Models and Metrics: IR Evaluation as a User Process
Alistair Moffat
Department of Computing and Information Systems,
The University of Melbourne,
Victoria 3010, Australia.
Falk Scholer
School of Computer Science and Information Technology,
RMIT University,
Victoria 3001, Australia.
Paul Thomas
ICT Centre, CSIRO, Canberra, Australia.
Status
Proc. 17th Australasian Document Computing Symp.,
Dunedin, New Zealand, December 2012, pages 47-54.
Abstract
Retrieval system effectiveness can be measured in two quite different
ways: by monitoring the behavior of users and gathering data about
the ease and accuracy with which they accomplish certain specified
information-seeking tasks; or by using numeric effectiveness metrics
to score system runs in reference to a set of relevance judgments.

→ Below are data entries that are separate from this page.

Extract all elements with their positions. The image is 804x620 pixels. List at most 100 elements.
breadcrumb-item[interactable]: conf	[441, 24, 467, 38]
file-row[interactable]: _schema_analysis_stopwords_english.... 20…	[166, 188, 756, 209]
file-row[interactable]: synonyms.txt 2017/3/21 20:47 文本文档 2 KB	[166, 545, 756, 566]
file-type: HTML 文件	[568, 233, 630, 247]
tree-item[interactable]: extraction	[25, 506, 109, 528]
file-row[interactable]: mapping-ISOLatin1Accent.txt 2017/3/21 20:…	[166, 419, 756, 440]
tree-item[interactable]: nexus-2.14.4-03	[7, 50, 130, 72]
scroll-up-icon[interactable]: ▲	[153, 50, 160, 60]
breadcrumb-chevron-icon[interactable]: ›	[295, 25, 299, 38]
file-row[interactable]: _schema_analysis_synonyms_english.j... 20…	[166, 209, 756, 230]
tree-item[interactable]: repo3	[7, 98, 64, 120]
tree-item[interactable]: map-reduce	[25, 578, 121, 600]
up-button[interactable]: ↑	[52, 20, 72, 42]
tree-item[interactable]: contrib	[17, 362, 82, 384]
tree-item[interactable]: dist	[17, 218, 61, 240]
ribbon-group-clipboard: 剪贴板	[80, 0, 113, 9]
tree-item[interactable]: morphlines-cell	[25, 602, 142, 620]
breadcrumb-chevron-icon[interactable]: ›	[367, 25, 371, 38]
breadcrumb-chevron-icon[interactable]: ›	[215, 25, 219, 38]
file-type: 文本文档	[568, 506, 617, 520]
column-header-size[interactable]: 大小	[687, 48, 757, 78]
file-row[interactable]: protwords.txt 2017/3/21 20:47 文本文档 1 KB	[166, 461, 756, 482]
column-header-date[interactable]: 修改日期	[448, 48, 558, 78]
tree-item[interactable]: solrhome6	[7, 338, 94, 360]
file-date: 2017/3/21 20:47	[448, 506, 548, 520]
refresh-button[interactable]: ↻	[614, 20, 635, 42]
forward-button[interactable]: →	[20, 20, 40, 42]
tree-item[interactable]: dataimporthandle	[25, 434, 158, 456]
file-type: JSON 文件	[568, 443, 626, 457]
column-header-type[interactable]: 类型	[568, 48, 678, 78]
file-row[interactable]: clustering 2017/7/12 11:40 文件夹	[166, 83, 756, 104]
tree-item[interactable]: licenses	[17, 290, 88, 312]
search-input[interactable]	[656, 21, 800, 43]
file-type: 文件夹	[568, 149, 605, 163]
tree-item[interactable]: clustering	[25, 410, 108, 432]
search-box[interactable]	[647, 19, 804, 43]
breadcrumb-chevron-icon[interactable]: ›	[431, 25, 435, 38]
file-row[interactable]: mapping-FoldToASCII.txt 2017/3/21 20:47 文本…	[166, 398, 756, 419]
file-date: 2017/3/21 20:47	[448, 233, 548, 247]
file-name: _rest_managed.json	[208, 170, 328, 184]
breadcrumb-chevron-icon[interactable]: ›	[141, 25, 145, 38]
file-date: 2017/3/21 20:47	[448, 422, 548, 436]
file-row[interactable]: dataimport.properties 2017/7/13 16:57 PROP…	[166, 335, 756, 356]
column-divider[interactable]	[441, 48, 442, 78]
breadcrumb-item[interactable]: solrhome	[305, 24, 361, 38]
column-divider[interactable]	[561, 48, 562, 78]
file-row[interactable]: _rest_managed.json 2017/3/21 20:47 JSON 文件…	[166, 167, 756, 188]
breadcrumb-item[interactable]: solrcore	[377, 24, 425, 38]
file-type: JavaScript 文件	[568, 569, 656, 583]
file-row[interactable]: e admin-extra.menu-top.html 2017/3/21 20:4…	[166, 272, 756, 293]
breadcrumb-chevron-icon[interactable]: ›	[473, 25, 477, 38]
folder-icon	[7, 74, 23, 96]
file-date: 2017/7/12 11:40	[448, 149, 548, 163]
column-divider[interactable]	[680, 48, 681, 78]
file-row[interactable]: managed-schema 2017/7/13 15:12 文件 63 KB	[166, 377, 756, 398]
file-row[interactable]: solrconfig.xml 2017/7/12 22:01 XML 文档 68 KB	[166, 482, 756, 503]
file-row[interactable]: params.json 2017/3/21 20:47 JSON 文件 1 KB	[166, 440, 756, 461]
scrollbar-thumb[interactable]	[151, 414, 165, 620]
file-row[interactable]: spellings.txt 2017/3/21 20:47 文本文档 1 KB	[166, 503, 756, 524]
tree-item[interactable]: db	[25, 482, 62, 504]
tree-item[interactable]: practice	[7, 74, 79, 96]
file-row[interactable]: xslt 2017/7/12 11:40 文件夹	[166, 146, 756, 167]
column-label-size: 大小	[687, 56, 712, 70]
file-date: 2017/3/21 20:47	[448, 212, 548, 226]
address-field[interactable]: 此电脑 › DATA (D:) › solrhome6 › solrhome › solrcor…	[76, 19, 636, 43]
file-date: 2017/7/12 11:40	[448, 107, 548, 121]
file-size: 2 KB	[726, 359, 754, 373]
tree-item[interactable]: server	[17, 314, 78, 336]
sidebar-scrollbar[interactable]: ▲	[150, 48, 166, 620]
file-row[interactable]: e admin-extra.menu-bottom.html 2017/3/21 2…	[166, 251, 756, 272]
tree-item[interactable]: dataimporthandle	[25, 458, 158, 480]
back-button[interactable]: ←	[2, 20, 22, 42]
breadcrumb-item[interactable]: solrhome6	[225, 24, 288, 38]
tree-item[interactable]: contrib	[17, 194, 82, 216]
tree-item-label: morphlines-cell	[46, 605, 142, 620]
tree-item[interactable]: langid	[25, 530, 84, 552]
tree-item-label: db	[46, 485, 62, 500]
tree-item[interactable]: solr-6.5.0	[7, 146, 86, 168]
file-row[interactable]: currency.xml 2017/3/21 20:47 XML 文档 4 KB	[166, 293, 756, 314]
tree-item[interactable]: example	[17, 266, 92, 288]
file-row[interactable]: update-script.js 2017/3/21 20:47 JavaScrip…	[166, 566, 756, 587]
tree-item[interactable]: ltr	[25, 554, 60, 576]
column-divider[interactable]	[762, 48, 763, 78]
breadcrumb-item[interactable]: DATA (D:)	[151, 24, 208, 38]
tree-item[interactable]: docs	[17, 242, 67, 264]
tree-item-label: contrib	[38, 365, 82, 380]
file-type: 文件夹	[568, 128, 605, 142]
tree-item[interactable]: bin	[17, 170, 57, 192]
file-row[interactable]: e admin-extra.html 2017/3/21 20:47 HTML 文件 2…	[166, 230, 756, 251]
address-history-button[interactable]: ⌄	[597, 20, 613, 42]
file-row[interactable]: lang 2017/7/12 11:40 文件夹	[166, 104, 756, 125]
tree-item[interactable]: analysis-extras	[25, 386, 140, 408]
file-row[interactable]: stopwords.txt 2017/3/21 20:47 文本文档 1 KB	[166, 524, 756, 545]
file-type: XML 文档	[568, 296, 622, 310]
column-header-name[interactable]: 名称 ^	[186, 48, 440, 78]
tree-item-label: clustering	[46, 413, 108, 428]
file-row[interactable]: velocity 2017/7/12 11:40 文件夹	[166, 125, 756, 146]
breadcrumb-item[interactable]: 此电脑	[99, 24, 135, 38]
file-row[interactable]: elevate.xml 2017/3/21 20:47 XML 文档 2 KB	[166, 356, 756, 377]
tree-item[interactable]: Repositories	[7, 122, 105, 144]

The former has the benefit of directly assessing the actual goal of
the system, namely the user's ability to complete a search task;
whereas the latter approach has the benefit of being quantitative and
repeatable.
Each given effectiveness metric is an attempt to bridge the gap
between these two evaluation approaches, since the implicit belief
supporting the use of any particular metric is that user task
performance should be correlated with the numeric score provided by
the metric.
In this work we explore that linkage, considering a range of
effectiveness metrics, and the user search behavior that each of them
implies.
We then examine more complex user models, as a guide to the
development of new effectiveness metrics.
We conclude by summarizing an experiment that we believe will help
establish the strength of the linkage between models and metrics.
Full text
http://doi.acm.org/10.1145/2407085.2407092
Errata
The equation for L_{AP} at the top of the fourth page (page 50 in the
printed proceedings) is incorrect.
The best formulation of AP (using the described framework of W, C,
and L) is as:
C_{AP}(i) = \frac{
\sum_{j={i+1}}^{\infty} (r_j/j)
}{
\sum_{j=i}^{\infty} (r_j/j)
}
We got one step closer in
CIKM 2013, but note that
we didn't quite get it right there either.